Yesterday I went to an Install Party in Málaga. It’s was back in 2005 when I attended to the previous one. It took place in La Casa Invisible, a well know place because of the activities organized there related with free software, and free culture, among others. I friend of mine, Gabriel Ochoa, was the main organizer.
I went there with a friend of mine who wanted to try GNU/Linux for the first time in her PC. Since the Party goal wasn’t to install Ubuntu, I didn’t push my friend to install KDE. It would be unpolite. But it wasn’t necessary.
I took my netbook with me (Acer Aspire One, the first model with 512 MB RAM and 8 Gb HD) with Debian + KDE (Plasma Netbook) and it was a huge success. Nobody knew about it so I ended up explaining to a couple of people how to install it.

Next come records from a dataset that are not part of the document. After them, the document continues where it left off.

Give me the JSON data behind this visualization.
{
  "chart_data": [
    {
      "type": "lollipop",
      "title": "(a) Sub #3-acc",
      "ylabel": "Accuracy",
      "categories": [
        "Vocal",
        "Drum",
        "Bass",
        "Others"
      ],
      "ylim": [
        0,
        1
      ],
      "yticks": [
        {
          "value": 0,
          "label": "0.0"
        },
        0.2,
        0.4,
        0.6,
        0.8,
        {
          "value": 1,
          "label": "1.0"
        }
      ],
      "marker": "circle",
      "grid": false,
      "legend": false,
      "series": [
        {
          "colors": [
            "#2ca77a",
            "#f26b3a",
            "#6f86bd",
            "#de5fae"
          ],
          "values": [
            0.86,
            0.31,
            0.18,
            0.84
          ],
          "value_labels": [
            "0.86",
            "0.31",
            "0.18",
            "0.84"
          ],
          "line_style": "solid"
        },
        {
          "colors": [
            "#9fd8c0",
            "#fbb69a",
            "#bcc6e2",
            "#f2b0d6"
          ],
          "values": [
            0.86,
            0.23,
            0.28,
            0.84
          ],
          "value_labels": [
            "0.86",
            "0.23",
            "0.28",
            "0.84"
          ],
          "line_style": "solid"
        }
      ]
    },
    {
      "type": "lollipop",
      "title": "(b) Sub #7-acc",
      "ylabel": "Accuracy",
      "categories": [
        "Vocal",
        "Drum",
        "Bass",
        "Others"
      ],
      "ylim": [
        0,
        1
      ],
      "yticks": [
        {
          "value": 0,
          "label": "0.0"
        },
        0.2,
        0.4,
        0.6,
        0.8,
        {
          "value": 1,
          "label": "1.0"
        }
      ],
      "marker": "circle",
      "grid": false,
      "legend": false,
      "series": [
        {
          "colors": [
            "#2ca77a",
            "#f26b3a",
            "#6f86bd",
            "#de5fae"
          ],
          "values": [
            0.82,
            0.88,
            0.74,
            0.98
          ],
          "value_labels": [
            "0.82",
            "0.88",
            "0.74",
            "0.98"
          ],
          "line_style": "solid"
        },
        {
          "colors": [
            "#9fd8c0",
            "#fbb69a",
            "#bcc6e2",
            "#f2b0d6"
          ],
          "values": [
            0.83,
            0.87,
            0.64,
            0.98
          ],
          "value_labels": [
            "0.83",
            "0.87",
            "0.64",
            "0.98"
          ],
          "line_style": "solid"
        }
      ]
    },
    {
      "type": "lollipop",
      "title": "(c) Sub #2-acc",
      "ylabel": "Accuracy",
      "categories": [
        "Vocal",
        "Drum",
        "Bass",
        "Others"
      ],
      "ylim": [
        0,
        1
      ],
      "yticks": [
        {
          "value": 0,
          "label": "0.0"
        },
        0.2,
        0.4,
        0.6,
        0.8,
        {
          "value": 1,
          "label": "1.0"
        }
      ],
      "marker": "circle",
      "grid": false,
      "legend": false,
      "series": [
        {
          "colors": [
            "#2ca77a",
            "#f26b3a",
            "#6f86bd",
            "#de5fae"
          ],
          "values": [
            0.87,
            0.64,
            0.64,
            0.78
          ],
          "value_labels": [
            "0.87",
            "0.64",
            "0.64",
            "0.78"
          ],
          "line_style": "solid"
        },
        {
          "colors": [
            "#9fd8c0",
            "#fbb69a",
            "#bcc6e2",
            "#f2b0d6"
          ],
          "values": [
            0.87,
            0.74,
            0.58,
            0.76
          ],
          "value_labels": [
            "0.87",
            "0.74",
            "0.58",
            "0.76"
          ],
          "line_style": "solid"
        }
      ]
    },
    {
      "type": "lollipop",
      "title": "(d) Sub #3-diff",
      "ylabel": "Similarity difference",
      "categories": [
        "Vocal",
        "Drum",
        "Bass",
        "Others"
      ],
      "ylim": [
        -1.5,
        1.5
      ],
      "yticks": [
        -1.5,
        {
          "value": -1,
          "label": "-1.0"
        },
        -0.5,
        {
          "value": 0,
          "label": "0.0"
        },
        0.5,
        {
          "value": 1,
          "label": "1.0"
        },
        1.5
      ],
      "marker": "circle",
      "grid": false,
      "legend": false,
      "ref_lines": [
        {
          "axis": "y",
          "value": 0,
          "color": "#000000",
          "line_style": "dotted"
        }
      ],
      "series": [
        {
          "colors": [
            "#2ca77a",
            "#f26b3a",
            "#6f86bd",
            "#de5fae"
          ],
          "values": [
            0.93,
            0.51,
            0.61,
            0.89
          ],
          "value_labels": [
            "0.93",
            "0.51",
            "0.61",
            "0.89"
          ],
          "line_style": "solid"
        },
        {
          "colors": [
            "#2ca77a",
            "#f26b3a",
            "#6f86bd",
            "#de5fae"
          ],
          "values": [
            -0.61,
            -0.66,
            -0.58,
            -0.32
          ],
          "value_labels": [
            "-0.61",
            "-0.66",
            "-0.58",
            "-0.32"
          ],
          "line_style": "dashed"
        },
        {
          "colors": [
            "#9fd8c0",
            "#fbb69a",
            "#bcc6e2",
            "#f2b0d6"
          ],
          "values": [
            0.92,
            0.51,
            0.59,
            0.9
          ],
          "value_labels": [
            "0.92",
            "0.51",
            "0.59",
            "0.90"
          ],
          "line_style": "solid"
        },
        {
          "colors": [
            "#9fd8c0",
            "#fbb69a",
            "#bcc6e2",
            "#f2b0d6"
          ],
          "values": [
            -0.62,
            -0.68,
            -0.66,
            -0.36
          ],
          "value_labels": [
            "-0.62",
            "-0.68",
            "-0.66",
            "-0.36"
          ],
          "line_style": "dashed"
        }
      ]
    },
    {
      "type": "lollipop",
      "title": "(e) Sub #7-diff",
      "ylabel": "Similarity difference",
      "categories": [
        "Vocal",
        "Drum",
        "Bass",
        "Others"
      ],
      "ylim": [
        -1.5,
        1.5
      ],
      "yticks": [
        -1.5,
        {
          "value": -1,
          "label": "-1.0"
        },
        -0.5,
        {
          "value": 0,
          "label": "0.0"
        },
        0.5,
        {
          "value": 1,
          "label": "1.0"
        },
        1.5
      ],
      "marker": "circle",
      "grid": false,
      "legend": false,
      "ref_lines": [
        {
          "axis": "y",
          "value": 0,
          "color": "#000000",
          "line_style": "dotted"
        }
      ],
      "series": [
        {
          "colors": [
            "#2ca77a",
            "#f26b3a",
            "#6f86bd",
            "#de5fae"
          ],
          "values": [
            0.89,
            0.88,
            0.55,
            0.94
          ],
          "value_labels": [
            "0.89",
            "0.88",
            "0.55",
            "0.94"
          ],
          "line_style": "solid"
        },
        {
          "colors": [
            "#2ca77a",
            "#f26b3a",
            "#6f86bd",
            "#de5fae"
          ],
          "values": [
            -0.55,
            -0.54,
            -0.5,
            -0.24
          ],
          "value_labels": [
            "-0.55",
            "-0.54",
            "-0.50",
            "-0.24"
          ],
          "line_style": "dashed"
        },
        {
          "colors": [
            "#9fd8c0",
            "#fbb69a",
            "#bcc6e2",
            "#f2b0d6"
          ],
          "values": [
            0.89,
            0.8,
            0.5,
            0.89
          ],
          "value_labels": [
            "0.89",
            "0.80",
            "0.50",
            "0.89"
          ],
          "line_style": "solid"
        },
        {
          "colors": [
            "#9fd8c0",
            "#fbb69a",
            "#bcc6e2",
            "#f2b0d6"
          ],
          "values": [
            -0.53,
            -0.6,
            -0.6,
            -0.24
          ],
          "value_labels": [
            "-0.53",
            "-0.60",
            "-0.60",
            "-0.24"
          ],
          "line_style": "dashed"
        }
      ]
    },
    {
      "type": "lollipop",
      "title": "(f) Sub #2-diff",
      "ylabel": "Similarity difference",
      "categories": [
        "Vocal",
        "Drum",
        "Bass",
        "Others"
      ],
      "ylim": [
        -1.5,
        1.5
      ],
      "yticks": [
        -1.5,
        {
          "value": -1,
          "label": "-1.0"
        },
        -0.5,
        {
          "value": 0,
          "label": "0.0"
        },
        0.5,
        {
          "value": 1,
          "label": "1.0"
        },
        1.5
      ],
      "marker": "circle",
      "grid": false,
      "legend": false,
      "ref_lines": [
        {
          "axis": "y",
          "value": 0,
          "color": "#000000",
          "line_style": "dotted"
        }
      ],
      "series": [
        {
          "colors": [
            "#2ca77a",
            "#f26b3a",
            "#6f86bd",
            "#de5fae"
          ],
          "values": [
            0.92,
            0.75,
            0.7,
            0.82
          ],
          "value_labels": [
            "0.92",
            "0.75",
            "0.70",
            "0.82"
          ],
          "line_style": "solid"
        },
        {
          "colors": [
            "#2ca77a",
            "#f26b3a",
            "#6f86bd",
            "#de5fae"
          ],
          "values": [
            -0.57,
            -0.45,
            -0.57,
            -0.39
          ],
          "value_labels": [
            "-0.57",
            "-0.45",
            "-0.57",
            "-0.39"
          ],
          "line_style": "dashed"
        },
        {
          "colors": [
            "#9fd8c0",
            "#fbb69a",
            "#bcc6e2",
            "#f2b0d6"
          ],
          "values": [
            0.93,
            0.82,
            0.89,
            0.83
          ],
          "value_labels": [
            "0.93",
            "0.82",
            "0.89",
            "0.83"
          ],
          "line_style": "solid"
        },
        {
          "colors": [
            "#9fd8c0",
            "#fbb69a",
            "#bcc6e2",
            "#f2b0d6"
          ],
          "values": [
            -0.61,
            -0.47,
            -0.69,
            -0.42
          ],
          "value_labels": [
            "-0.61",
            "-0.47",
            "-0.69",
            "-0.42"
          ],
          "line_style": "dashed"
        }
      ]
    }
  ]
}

It was my first experience with Unity and I must confess that I liked it, which it is not a surprise since I’m a big fan of clean desktops and shortcuts. My friend loved it to. Somehow the Party took me back to previous days where I used to screw up my computer trying all kind of things, since I had technicians hired who fixed my computer every time. Oh man, poor guys. I used to torture them so frecuently ….
So my conclusion is that we need a lot of promo actions (no news here right?) because our desktop is pretty and attract a lot of attention instantly. Here in the south of Spain GNOME and Ubuntu are very popular so there’s a lot to do. My second conclusion is that Unity is a good competitor so I guess we have a third player in this business. Welcome Unity. Let’s kick some proprietary desktops ass.
Good point about kde promo, the best option might be what you just did, having the desktop there and making them asking, they may be curious, and going the trouble of asking creates a special link with it, you would remember more a conversation than a video.
About unity, I agree that it's a nice desktop, but it's a shame is so ubuntu-centered, It would be awesome if it was more distro agnostic.